Solche Partien, wie beim 1:1 gegen die SG Michendorf, sind nicht gerade die liebsten Spiele von Unions Torjäger Markus Filarski. Gegen die spielstarken Gäste musste der 30-Jährige am Sonnabend im Landesklasse-Match der Neuruppiner vor allem Defensivarbeit leisten. „Doch, wenn es am Ende dafür einen Punkt gibt, ist es super und man macht es gern für das Team“, sagte er nach dem Spiel. Filarski wirkte zufrieden.

Dickes Lob an die Unioner vom Trainer

Michendorf hatte schon vor der Halbzeitpause Feldvorteile, baute sein Spiel ruhig auf, suchte die Lücke in der Unioner Defensive. Filarski und seine Offensivkollegen hatten die Aufgabe, immer wieder anzulaufen, um das Aufbauspiel der Michendorfer zu stören. „Das haben sie stark gemacht, Michendorf musste so immer wieder den langen Ball spielen“, lobte Unions Trainer Stephan Ellfeldt den nimmermüden Einsatz seiner Offensivkräfte. Erkämpfte sich Union den Ball, sollte nach seinem Plan schnell gezielt nach vorn gehen. Markus Filarski, Christian Lenz und Marco Wornest kamen dann ihren Hauptaufgaben nach, schwärmten aus, spielten direkt oder machten den Ball fest, damit andere nachrücken konnten. Mit guten Aktionen sorgten sie somit immer wieder für Entlastung. „Mit uns dreien klappte es gut. Wir wissen jetzt, wie wir spielen müssen, kennen die Laufwege. Nur der letzte Pass kam noch nicht genau genug“, resümierte Filarski. Er bereitete das überraschende 1:0 mit einem Freistoß vor, den der Gästekeeper prallen ließ. Marcus Krahl hatte das richtige Näschen und traf im Nachsetzen. Nur wenig später verzog Filarski nach Pass von Lenz knapp. „Da hätte ich wohl noch ein, zwei Schritte gehen können, es war etwas überhastet“, übte er Selbstkritik.

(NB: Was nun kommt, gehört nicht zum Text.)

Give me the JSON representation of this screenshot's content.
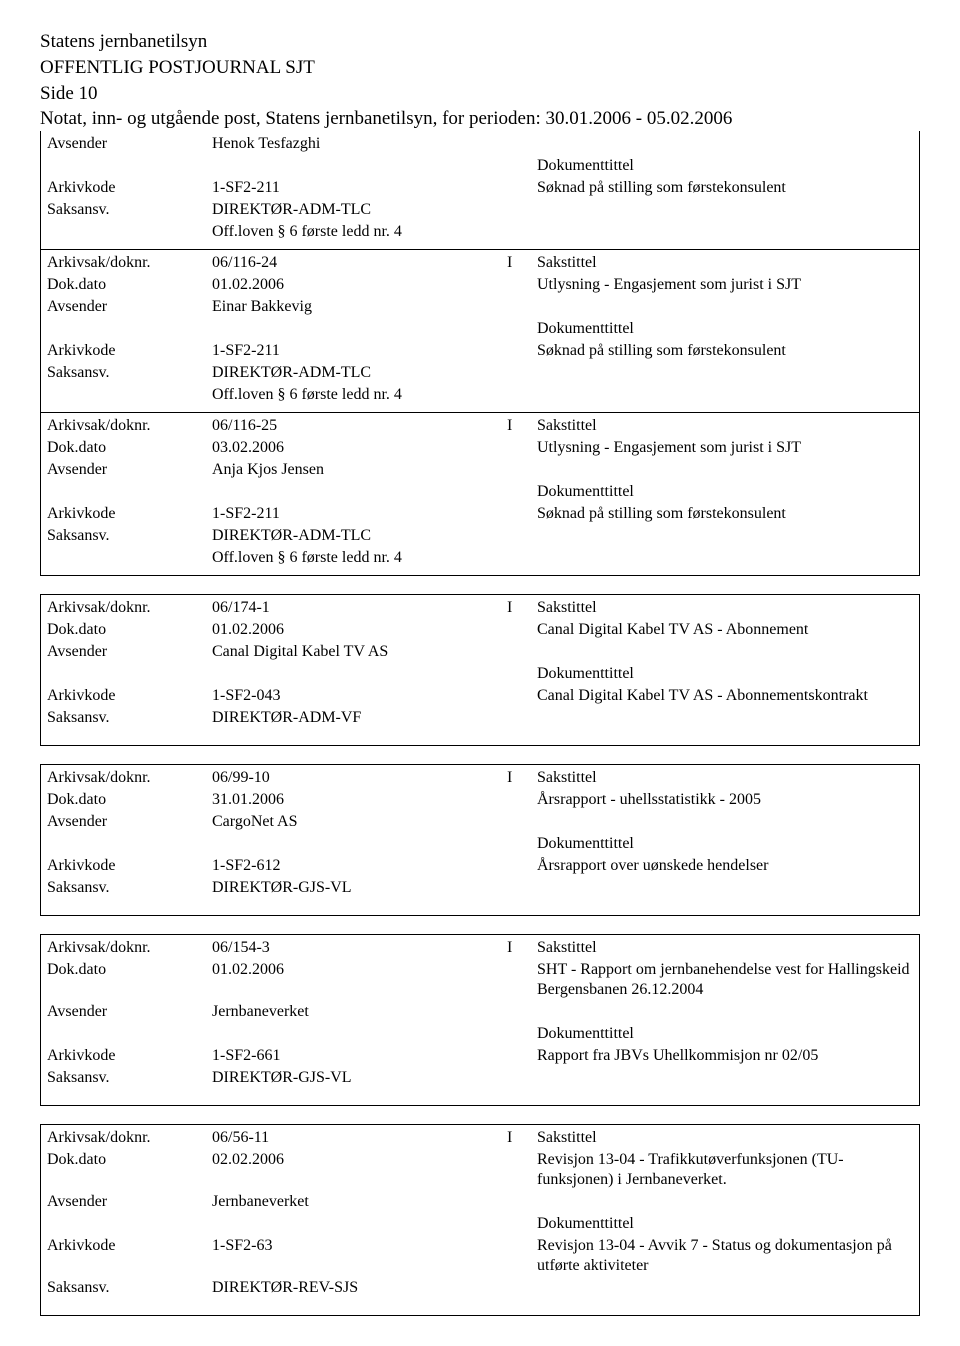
{
  "header": {
    "org": "Statens jernbanetilsyn",
    "title": "OFFENTLIG POSTJOURNAL SJT",
    "side": "Side 10",
    "sub": "Notat, inn- og utgående post, Statens jernbanetilsyn, for perioden: 30.01.2006 - 05.02.2006"
  },
  "labels": {
    "avsender": "Avsender",
    "arkivkode": "Arkivkode",
    "saksansv": "Saksansv.",
    "arkivsak": "Arkivsak/doknr.",
    "dokdato": "Dok.dato",
    "sakstittel": "Sakstittel",
    "doktittel": "Dokumenttittel"
  },
  "entries": [
    {
      "avsender": "Henok Tesfazghi",
      "arkivkode": "1-SF2-211",
      "saksansv": "DIREKTØR-ADM-TLC",
      "offloven": "Off.loven § 6 første ledd nr. 4",
      "doktittel": "Søknad på stilling som førstekonsulent",
      "noTopBorder": true
    },
    {
      "doknr": "06/116-24",
      "io": "I",
      "dokdato": "01.02.2006",
      "sakstittel_text": "Utlysning - Engasjement som jurist i SJT",
      "avsender": "Einar Bakkevig",
      "arkivkode": "1-SF2-211",
      "saksansv": "DIREKTØR-ADM-TLC",
      "offloven": "Off.loven § 6 første ledd nr. 4",
      "doktittel": "Søknad på stilling som førstekonsulent"
    },
    {
      "doknr": "06/116-25",
      "io": "I",
      "dokdato": "03.02.2006",
      "sakstittel_text": "Utlysning - Engasjement som jurist i SJT",
      "avsender": "Anja Kjos Jensen",
      "arkivkode": "1-SF2-211",
      "saksansv": "DIREKTØR-ADM-TLC",
      "offloven": "Off.loven § 6 første ledd nr. 4",
      "doktittel": "Søknad på stilling som førstekonsulent"
    },
    {
      "doknr": "06/174-1",
      "io": "I",
      "dokdato": "01.02.2006",
      "sakstittel_text": "Canal Digital Kabel TV AS - Abonnement",
      "avsender": "Canal Digital Kabel TV AS",
      "arkivkode": "1-SF2-043",
      "saksansv": "DIREKTØR-ADM-VF",
      "doktittel": "Canal Digital Kabel TV AS - Abonnementskontrakt",
      "separated": true
    },
    {
      "doknr": "06/99-10",
      "io": "I",
      "dokdato": "31.01.2006",
      "sakstittel_text": "Årsrapport - uhellsstatistikk - 2005",
      "avsender": "CargoNet AS",
      "arkivkode": "1-SF2-612",
      "saksansv": "DIREKTØR-GJS-VL",
      "doktittel": "Årsrapport over uønskede hendelser",
      "separated": true
    },
    {
      "doknr": "06/154-3",
      "io": "I",
      "dokdato": "01.02.2006",
      "sakstittel_text": "SHT - Rapport om jernbanehendelse vest for Hallingskeid Bergensbanen 26.12.2004",
      "avsender": "Jernbaneverket",
      "arkivkode": "1-SF2-661",
      "saksansv": "DIREKTØR-GJS-VL",
      "doktittel": "Rapport fra JBVs Uhellkommisjon nr 02/05",
      "separated": true
    },
    {
      "doknr": "06/56-11",
      "io": "I",
      "dokdato": "02.02.2006",
      "sakstittel_text": "Revisjon 13-04 - Trafikkutøverfunksjonen (TU-funksjonen) i Jernbaneverket.",
      "avsender": "Jernbaneverket",
      "arkivkode": "1-SF2-63",
      "saksansv": "DIREKTØR-REV-SJS",
      "doktittel": "Revisjon 13-04 - Avvik 7 - Status og dokumentasjon på utførte aktiviteter",
      "separated": true
    }
  ]
}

Filarski: „Viel Kraft gekostet“

Nach dem Seitenwechsel musste Unions Sturm-Ass noch mehr laufen, aber vor allem in Sachen Defensive. Michendorf machte verstärkt Druck, die Lücken in der Unioner Abwehr wurden größer. „Klar macht das keinen Spaß, aber wenn man sieht, wie alle kämpfen, will man nicht zurückstecken“, erklärte Teamplayer Filarski. So setzten er und seine Mitspieler immer wieder nach, vielleicht lag es auch daran, dass die Unioner Konterchancen zu ungenau ausspielten. „Das kostet schon Kraft. Wir hatten dann ja vier-, fünfmal richtig gute Konterräume, spielten da zu ungenau oder trafen die falsche Entscheidung“, so Filarksi. Trotzdem hatte Lenz die große Chance zum 2:0. „Er wollte sich den Ball auf seinen starken rechten Fuß legen, da konnte Michendorf dann noch stören. gelingt Christian da das 2:0, gewinnen wir“, meinte Filarski.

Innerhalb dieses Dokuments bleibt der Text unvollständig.